Das Bischofskraut ergreift gewichtig das Wort. „Wir sind die Balkongemeinschaft. Wer bist du und wo kommst du her?“
Die Neue beugt ihre Köpfe. „Ich bin Lila und komme vom Dorf. Ich lebe sonst vor einem Hauseingang und mache zwei Wochen Urlaub bei euch!“
‚Vom Dorf!‘ wispert es aufgeregt aus der wilden Schale, das Dorf ist der Ort ihrer wilden Träume, Milch und Honig und endlose Wiesen gibt es dort. ‚Ein Hauseingang!‘ seufzen die Wicken, die sich nie in einem Balkonkasten gesehen haben, sondern immer um Türen und Fenster rankelnd. ‚Im Urlaub!‘ flüstern die gelben Petunien und sehen plötzlich viel weniger Gelb aus, ‚Urlaub bedeutet, sie geht wieder!‘
Eine kleine Stille kommt auf. Ein Dutzend Fragen schwebt in der Luft.
„Und wer seid ihr nun?“ fragt die Neue und schwenkt ihre Köpfe neugierig hin und her.

Die Neue

„Habt ihr gesehen? Wir haben ’ne Neue!“ zischen die gelben Petunien zur wilden Schale hinüber. „Das kann ja was werden! Guckt sie euch an, wie hochnäsig sie da rumblühen!“ Die gelben Petunien recken sich entrüstet. Bisher waren sie die hellsten Farbtupfer hier.

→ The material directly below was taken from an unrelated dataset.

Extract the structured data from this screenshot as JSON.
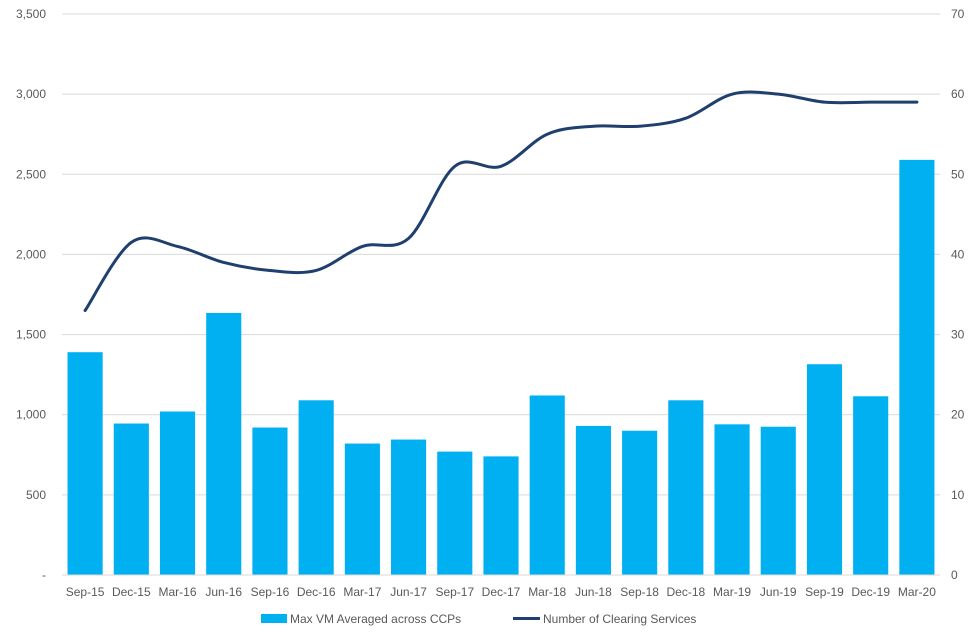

„So schlimm wird’s schon nicht werden“, sagt das Bischofskraut und nickt gewichtig im Wind. „Keine vorschnellen Urteile“, fügt es hinzu, aus irgendeinem Grund fühlt es sich immer verpflichtet, für Ausgleich zwischen allen zu sorgen.
„Ach, du immer“, meckern die gelben Petunien, aber sie zischeln jetzt nur noch untereinander. „Hast du gesehen, wie protzig sie blüht? Wenn das alle machen würden! Und dann auch noch DREI verschiedene Farben, wer braucht denn sowas! Die ist bestimmt ’ne Vielwasserverbraucherin, ihr werdet sehen! Ne, wir sprechen nicht mit ihr!“ Beleidigt wenden die gelben Petunien sich ab, auch, wenn es ihnen sehr schwer fällt, denn die Sonne scheint genau aus dieser Richtung, aber wo ein Wille ist, da ist ein Weg!
Die Neue raschelt mit ihren Blüten und reckt sich. „Guten Morgen!“ ruft sie. Auf dem Balkon herrscht gespannte Stille.